Néanmoins, pour Catherine Fonck, à l’initiative de la proposition de loi à l’époque, "il fallait faire passer cette loi surtout au regard de la toxicité du tabac pour les enfants".
La Fondation embraye: "La raison d’être de cette loi est la protection des enfants. Fumer en voiture entraîne une concentration de substances cancérogènes dans l’air 27 fois plus élevée que fumer à la maison. Le tabagisme passif est nocif pour tous, mais les enfants y sont particulièrement sensibles. Leurs poumons ne sont pas encore tout à fait développés."
La députée poursuit: "4 infractions, surtout sur un si petit nombre de contrôles, ne nous permettent pas de crier victoire et de dire youpi, la loi a fonctionné."

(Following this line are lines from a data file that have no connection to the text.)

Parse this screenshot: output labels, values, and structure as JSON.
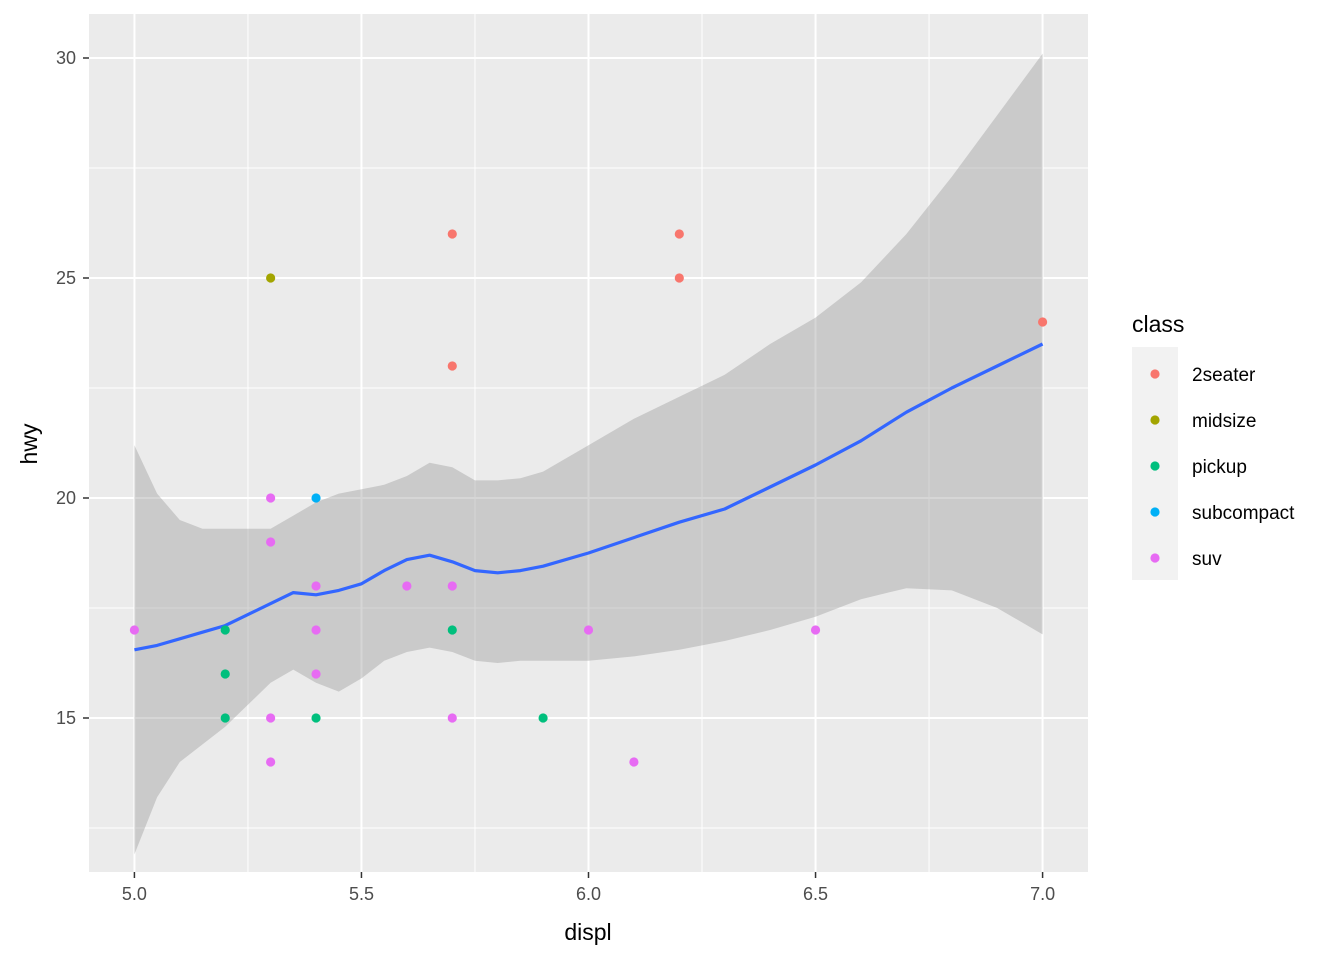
{
  "chart_data": {
    "type": "scatter",
    "xlabel": "displ",
    "ylabel": "hwy",
    "xlim": [
      4.9,
      7.1
    ],
    "ylim": [
      11.5,
      31.0
    ],
    "x_ticks": [
      5.0,
      5.5,
      6.0,
      6.5,
      7.0
    ],
    "x_tick_labels": [
      "5.0",
      "5.5",
      "6.0",
      "6.5",
      "7.0"
    ],
    "x_minor_ticks": [
      5.25,
      5.75,
      6.25,
      6.75
    ],
    "y_ticks": [
      15,
      20,
      25,
      30
    ],
    "y_tick_labels": [
      "15",
      "20",
      "25",
      "30"
    ],
    "y_minor_ticks": [
      12.5,
      17.5,
      22.5,
      27.5
    ],
    "grid": true,
    "legend": {
      "title": "class",
      "position": "right",
      "entries": [
        {
          "name": "2seater",
          "color": "#F8766D"
        },
        {
          "name": "midsize",
          "color": "#A3A500"
        },
        {
          "name": "pickup",
          "color": "#00BF7D"
        },
        {
          "name": "subcompact",
          "color": "#00B0F6"
        },
        {
          "name": "suv",
          "color": "#E76BF3"
        }
      ]
    },
    "series": [
      {
        "name": "2seater",
        "color": "#F8766D",
        "points": [
          [
            5.7,
            26
          ],
          [
            5.7,
            23
          ],
          [
            6.2,
            26
          ],
          [
            6.2,
            25
          ],
          [
            7.0,
            24
          ]
        ]
      },
      {
        "name": "midsize",
        "color": "#A3A500",
        "points": [
          [
            5.3,
            25
          ]
        ]
      },
      {
        "name": "pickup",
        "color": "#00BF7D",
        "points": [
          [
            5.2,
            17
          ],
          [
            5.2,
            16
          ],
          [
            5.2,
            15
          ],
          [
            5.4,
            15
          ],
          [
            5.7,
            17
          ],
          [
            5.9,
            15
          ]
        ]
      },
      {
        "name": "subcompact",
        "color": "#00B0F6",
        "points": [
          [
            5.4,
            20
          ]
        ]
      },
      {
        "name": "suv",
        "color": "#E76BF3",
        "points": [
          [
            5.0,
            17
          ],
          [
            5.3,
            20
          ],
          [
            5.3,
            19
          ],
          [
            5.3,
            15
          ],
          [
            5.3,
            14
          ],
          [
            5.4,
            18
          ],
          [
            5.4,
            17
          ],
          [
            5.4,
            16
          ],
          [
            5.6,
            18
          ],
          [
            5.7,
            18
          ],
          [
            5.7,
            15
          ],
          [
            6.0,
            17
          ],
          [
            6.1,
            14
          ],
          [
            6.5,
            17
          ]
        ]
      }
    ],
    "smooth": {
      "method": "loess",
      "color": "#3366FF",
      "band_color": "#999999",
      "points": [
        [
          5.0,
          16.55,
          11.9,
          21.2
        ],
        [
          5.05,
          16.65,
          13.2,
          20.1
        ],
        [
          5.1,
          16.8,
          14.0,
          19.5
        ],
        [
          5.15,
          16.95,
          14.4,
          19.3
        ],
        [
          5.2,
          17.1,
          14.8,
          19.3
        ],
        [
          5.25,
          17.35,
          15.3,
          19.3
        ],
        [
          5.3,
          17.6,
          15.8,
          19.3
        ],
        [
          5.35,
          17.85,
          16.1,
          19.6
        ],
        [
          5.4,
          17.8,
          15.8,
          19.9
        ],
        [
          5.45,
          17.9,
          15.6,
          20.1
        ],
        [
          5.5,
          18.05,
          15.9,
          20.2
        ],
        [
          5.55,
          18.35,
          16.3,
          20.3
        ],
        [
          5.6,
          18.6,
          16.5,
          20.5
        ],
        [
          5.65,
          18.7,
          16.6,
          20.8
        ],
        [
          5.7,
          18.55,
          16.5,
          20.7
        ],
        [
          5.75,
          18.35,
          16.3,
          20.4
        ],
        [
          5.8,
          18.3,
          16.25,
          20.4
        ],
        [
          5.85,
          18.35,
          16.3,
          20.45
        ],
        [
          5.9,
          18.45,
          16.3,
          20.6
        ],
        [
          6.0,
          18.75,
          16.3,
          21.2
        ],
        [
          6.1,
          19.1,
          16.4,
          21.8
        ],
        [
          6.2,
          19.45,
          16.55,
          22.3
        ],
        [
          6.3,
          19.75,
          16.75,
          22.8
        ],
        [
          6.4,
          20.25,
          17.0,
          23.5
        ],
        [
          6.5,
          20.75,
          17.3,
          24.1
        ],
        [
          6.6,
          21.3,
          17.7,
          24.9
        ],
        [
          6.7,
          21.95,
          17.95,
          26.0
        ],
        [
          6.8,
          22.5,
          17.9,
          27.3
        ],
        [
          6.9,
          23.0,
          17.5,
          28.7
        ],
        [
          7.0,
          23.5,
          16.9,
          30.1
        ]
      ]
    }
  }
}
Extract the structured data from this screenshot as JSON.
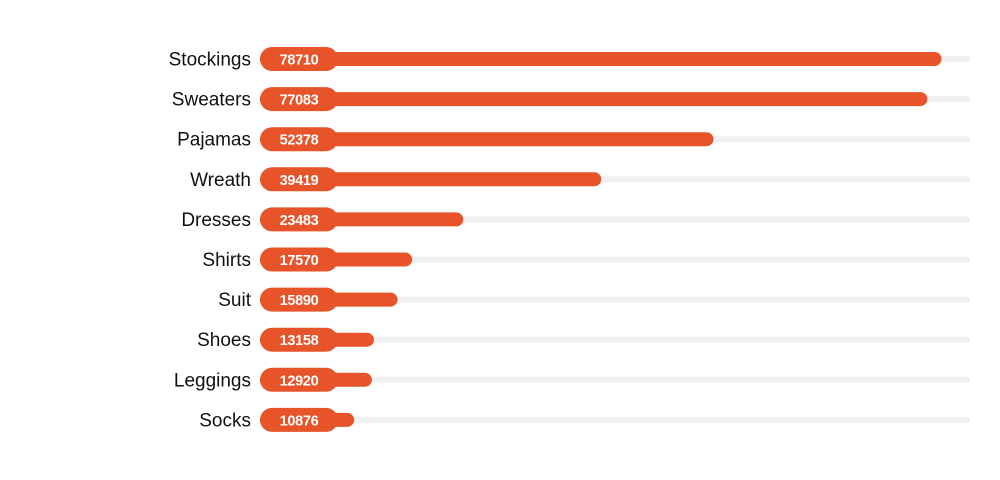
{
  "chart_data": {
    "type": "bar",
    "orientation": "horizontal",
    "categories": [
      "Stockings",
      "Sweaters",
      "Pajamas",
      "Wreath",
      "Dresses",
      "Shirts",
      "Suit",
      "Shoes",
      "Leggings",
      "Socks"
    ],
    "values": [
      78710,
      77083,
      52378,
      39419,
      23483,
      17570,
      15890,
      13158,
      12920,
      10876
    ],
    "title": "",
    "xlabel": "",
    "ylabel": "",
    "xlim": [
      0,
      82000
    ],
    "grid": false,
    "legend": "none",
    "data_labels": "inside-start",
    "colors": {
      "bar": "#E8542A",
      "track": "#EFEFEF",
      "label_text": "#111111",
      "value_text": "#FFFFFF"
    }
  }
}
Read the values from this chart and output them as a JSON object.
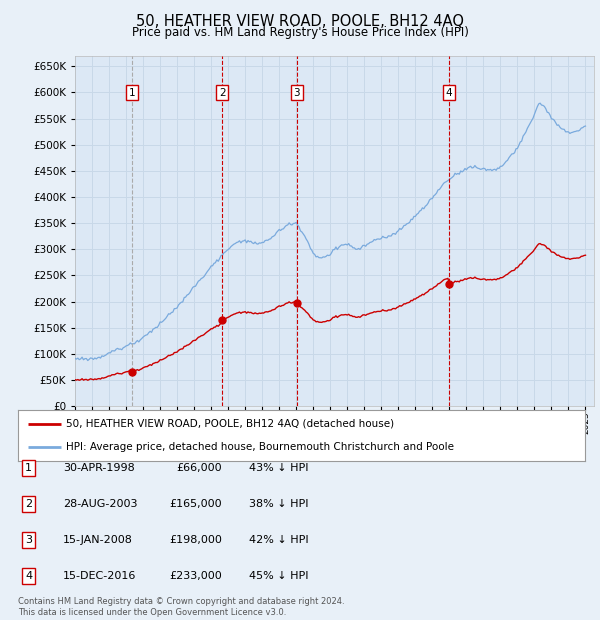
{
  "title": "50, HEATHER VIEW ROAD, POOLE, BH12 4AQ",
  "subtitle": "Price paid vs. HM Land Registry's House Price Index (HPI)",
  "bg_color": "#e8f0f8",
  "plot_bg_color": "#dce8f5",
  "grid_color": "#c8d8e8",
  "hpi_color": "#7aaadd",
  "price_color": "#cc0000",
  "vline1_color": "#aaaaaa",
  "vline_color": "#cc0000",
  "sale_points": [
    {
      "year": 1998.33,
      "price": 66000,
      "label": "1",
      "vline_style": "grey"
    },
    {
      "year": 2003.65,
      "price": 165000,
      "label": "2",
      "vline_style": "red"
    },
    {
      "year": 2008.04,
      "price": 198000,
      "label": "3",
      "vline_style": "red"
    },
    {
      "year": 2016.96,
      "price": 233000,
      "label": "4",
      "vline_style": "red"
    }
  ],
  "table_rows": [
    {
      "num": "1",
      "date": "30-APR-1998",
      "price": "£66,000",
      "hpi": "43% ↓ HPI"
    },
    {
      "num": "2",
      "date": "28-AUG-2003",
      "price": "£165,000",
      "hpi": "38% ↓ HPI"
    },
    {
      "num": "3",
      "date": "15-JAN-2008",
      "price": "£198,000",
      "hpi": "42% ↓ HPI"
    },
    {
      "num": "4",
      "date": "15-DEC-2016",
      "price": "£233,000",
      "hpi": "45% ↓ HPI"
    }
  ],
  "legend_line1": "50, HEATHER VIEW ROAD, POOLE, BH12 4AQ (detached house)",
  "legend_line2": "HPI: Average price, detached house, Bournemouth Christchurch and Poole",
  "footer": "Contains HM Land Registry data © Crown copyright and database right 2024.\nThis data is licensed under the Open Government Licence v3.0.",
  "ylim": [
    0,
    670000
  ],
  "yticks": [
    0,
    50000,
    100000,
    150000,
    200000,
    250000,
    300000,
    350000,
    400000,
    450000,
    500000,
    550000,
    600000,
    650000
  ],
  "xmin": 1995.0,
  "xmax": 2025.5
}
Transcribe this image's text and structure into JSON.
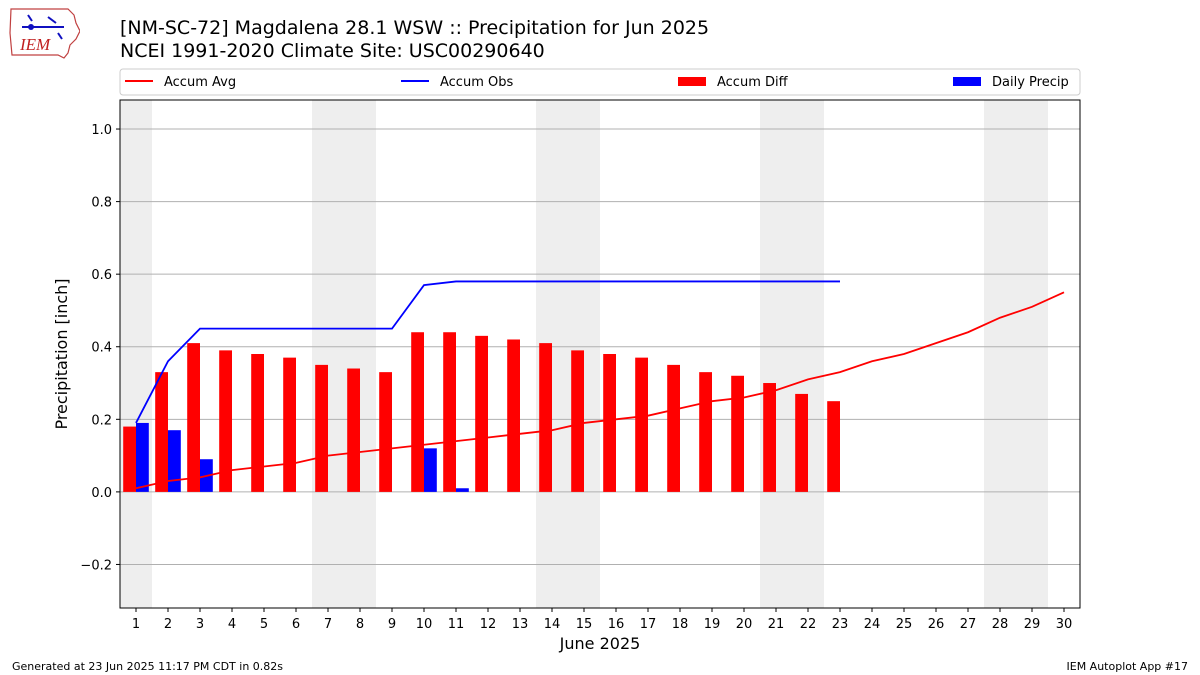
{
  "title_line1": "[NM-SC-72] Magdalena 28.1 WSW :: Precipitation for Jun 2025",
  "title_line2": "NCEI 1991-2020 Climate Site: USC00290640",
  "footer_left": "Generated at 23 Jun 2025 11:17 PM CDT in 0.82s",
  "footer_right": "IEM Autoplot App #17",
  "logo_text": "IEM",
  "colors": {
    "avg": "#ff0000",
    "obs": "#0000ff",
    "diff": "#ff0000",
    "daily": "#0000ff",
    "weekend": "#eeeeee",
    "grid": "#b0b0b0"
  },
  "chart_data": {
    "type": "bar",
    "xlabel": "June 2025",
    "ylabel": "Precipitation [inch]",
    "ylim": [
      -0.32,
      1.08
    ],
    "xlim": [
      0.5,
      30.5
    ],
    "yticks": [
      -0.2,
      0.0,
      0.2,
      0.4,
      0.6,
      0.8,
      1.0
    ],
    "yticklabels": [
      "−0.2",
      "0.0",
      "0.2",
      "0.4",
      "0.6",
      "0.8",
      "1.0"
    ],
    "days": [
      1,
      2,
      3,
      4,
      5,
      6,
      7,
      8,
      9,
      10,
      11,
      12,
      13,
      14,
      15,
      16,
      17,
      18,
      19,
      20,
      21,
      22,
      23,
      24,
      25,
      26,
      27,
      28,
      29,
      30
    ],
    "weekend_days": [
      1,
      7,
      8,
      14,
      15,
      21,
      22,
      28,
      29
    ],
    "grid": true,
    "legend_position": "top",
    "legend": [
      {
        "label": "Accum Avg",
        "kind": "line",
        "color": "#ff0000"
      },
      {
        "label": "Accum Obs",
        "kind": "line",
        "color": "#0000ff"
      },
      {
        "label": "Accum Diff",
        "kind": "bar",
        "color": "#ff0000"
      },
      {
        "label": "Daily Precip",
        "kind": "bar",
        "color": "#0000ff"
      }
    ],
    "series": [
      {
        "name": "Accum Avg",
        "type": "line",
        "values": [
          0.01,
          0.03,
          0.04,
          0.06,
          0.07,
          0.08,
          0.1,
          0.11,
          0.12,
          0.13,
          0.14,
          0.15,
          0.16,
          0.17,
          0.19,
          0.2,
          0.21,
          0.23,
          0.25,
          0.26,
          0.28,
          0.31,
          0.33,
          0.36,
          0.38,
          0.41,
          0.44,
          0.48,
          0.51,
          0.55
        ]
      },
      {
        "name": "Accum Obs",
        "type": "line",
        "values": [
          0.19,
          0.36,
          0.45,
          0.45,
          0.45,
          0.45,
          0.45,
          0.45,
          0.45,
          0.57,
          0.58,
          0.58,
          0.58,
          0.58,
          0.58,
          0.58,
          0.58,
          0.58,
          0.58,
          0.58,
          0.58,
          0.58,
          0.58
        ]
      },
      {
        "name": "Accum Diff",
        "type": "bar",
        "values": [
          0.18,
          0.33,
          0.41,
          0.39,
          0.38,
          0.37,
          0.35,
          0.34,
          0.33,
          0.44,
          0.44,
          0.43,
          0.42,
          0.41,
          0.39,
          0.38,
          0.37,
          0.35,
          0.33,
          0.32,
          0.3,
          0.27,
          0.25
        ]
      },
      {
        "name": "Daily Precip",
        "type": "bar",
        "values": [
          0.19,
          0.17,
          0.09,
          0,
          0,
          0,
          0,
          0,
          0,
          0.12,
          0.01,
          0,
          0,
          0,
          0,
          0,
          0,
          0,
          0,
          0,
          0,
          0,
          0
        ]
      }
    ]
  }
}
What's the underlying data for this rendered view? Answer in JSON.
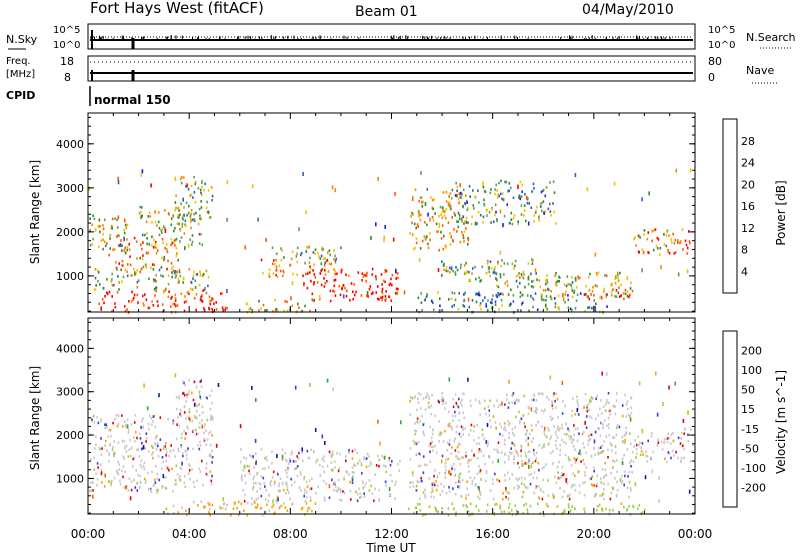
{
  "header": {
    "title": "Fort Hays West (fitACF)",
    "beam": "Beam 01",
    "date": "04/May/2010"
  },
  "sky_panel": {
    "left_label": "N.Sky",
    "left_ticks": [
      "10^5",
      "10^0"
    ],
    "right_label": "N.Search",
    "right_ticks": [
      "10^5",
      "10^0"
    ]
  },
  "freq_panel": {
    "left_label_1": "Freq.",
    "left_label_2": "[MHz]",
    "left_ticks": [
      "18",
      "8"
    ],
    "right_label": "Nave",
    "right_ticks": [
      "80",
      "0"
    ]
  },
  "cpid": {
    "label": "CPID",
    "mode": "normal 150"
  },
  "colors": {
    "power": [
      "#1a1aff",
      "#2c5fb8",
      "#5aa05a",
      "#2e8b2e",
      "#f2c200",
      "#f08c00",
      "#ff5a00",
      "#ff0000"
    ],
    "velocity": [
      "#e80000",
      "#f06a00",
      "#f5a400",
      "#c8c8c8",
      "#9ad04a",
      "#32a832",
      "#3c3cdc",
      "#1414a0"
    ]
  },
  "chart_data": [
    {
      "type": "heatmap",
      "name": "power",
      "ylabel": "Slant Range [km]",
      "yticks": [
        "1000",
        "2000",
        "3000",
        "4000"
      ],
      "ylim": [
        180,
        4700
      ],
      "xlim": [
        0,
        24
      ],
      "colorbar_label": "Power [dB]",
      "colorbar_ticks": [
        "4",
        "8",
        "12",
        "16",
        "20",
        "24",
        "28"
      ],
      "bands": [
        {
          "t0": 0.05,
          "t1": 1.6,
          "r0": 1500,
          "r1": 2400,
          "level": 0.55
        },
        {
          "t0": 1.0,
          "t1": 3.6,
          "r0": 1100,
          "r1": 1900,
          "level": 0.7
        },
        {
          "t0": 2.0,
          "t1": 4.5,
          "r0": 1700,
          "r1": 2600,
          "level": 0.5
        },
        {
          "t0": 3.4,
          "t1": 4.9,
          "r0": 2300,
          "r1": 3300,
          "level": 0.45
        },
        {
          "t0": 0.2,
          "t1": 4.8,
          "r0": 700,
          "r1": 1200,
          "level": 0.45
        },
        {
          "t0": 0.4,
          "t1": 5.5,
          "r0": 200,
          "r1": 700,
          "level": 0.9
        },
        {
          "t0": 6.8,
          "t1": 9.8,
          "r0": 1000,
          "r1": 1400,
          "level": 0.75
        },
        {
          "t0": 8.5,
          "t1": 12.3,
          "r0": 450,
          "r1": 1200,
          "level": 0.95
        },
        {
          "t0": 7.2,
          "t1": 10.0,
          "r0": 1300,
          "r1": 1700,
          "level": 0.45
        },
        {
          "t0": 6.0,
          "t1": 9.0,
          "r0": 200,
          "r1": 500,
          "level": 0.6
        },
        {
          "t0": 12.7,
          "t1": 15.0,
          "r0": 1600,
          "r1": 3000,
          "level": 0.6
        },
        {
          "t0": 13.8,
          "t1": 17.8,
          "r0": 900,
          "r1": 1400,
          "level": 0.45
        },
        {
          "t0": 14.5,
          "t1": 18.5,
          "r0": 2200,
          "r1": 3200,
          "level": 0.35
        },
        {
          "t0": 16.0,
          "t1": 21.5,
          "r0": 550,
          "r1": 1100,
          "level": 0.5
        },
        {
          "t0": 19.5,
          "t1": 21.5,
          "r0": 500,
          "r1": 800,
          "level": 0.8
        },
        {
          "t0": 21.5,
          "t1": 23.9,
          "r0": 1500,
          "r1": 2100,
          "level": 0.7
        },
        {
          "t0": 13.0,
          "t1": 20.5,
          "r0": 200,
          "r1": 650,
          "level": 0.3
        }
      ]
    },
    {
      "type": "heatmap",
      "name": "velocity",
      "ylabel": "Slant Range [km]",
      "yticks": [
        "1000",
        "2000",
        "3000",
        "4000"
      ],
      "ylim": [
        180,
        4700
      ],
      "xlim": [
        0,
        24
      ],
      "xlabel": "Time UT",
      "xticks": [
        "00:00",
        "04:00",
        "08:00",
        "12:00",
        "16:00",
        "20:00",
        "00:00"
      ],
      "colorbar_label": "Velocity [m s^-1]",
      "colorbar_ticks": [
        "-200",
        "-100",
        "-50",
        "-15",
        "15",
        "50",
        "100",
        "200"
      ],
      "bands": [
        {
          "t0": 0.05,
          "t1": 4.9,
          "r0": 700,
          "r1": 2500,
          "level": 0.45
        },
        {
          "t0": 3.4,
          "t1": 4.9,
          "r0": 2300,
          "r1": 3300,
          "level": 0.45
        },
        {
          "t0": 6.0,
          "t1": 12.3,
          "r0": 500,
          "r1": 1700,
          "level": 0.45
        },
        {
          "t0": 3.0,
          "t1": 9.0,
          "r0": 180,
          "r1": 500,
          "level": 0.2
        },
        {
          "t0": 12.7,
          "t1": 21.5,
          "r0": 550,
          "r1": 3000,
          "level": 0.45
        },
        {
          "t0": 12.5,
          "t1": 22.0,
          "r0": 180,
          "r1": 450,
          "level": 0.62
        },
        {
          "t0": 21.5,
          "t1": 23.9,
          "r0": 1400,
          "r1": 2200,
          "level": 0.45
        }
      ]
    }
  ]
}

Et de poser la question du renforcement de l’inspection. Si les policiers peuvent eux aussi constater ce type d’infraction, "ils sont déjà débordés, note Catherine Fonck. Mais ils pourraient, lors de leurs contrôles alcool par exemple, glisser un message sur le tabac s’ils constatent un paquet de cigarette dans la voiture. Il n’y a pas que le levier contrôle".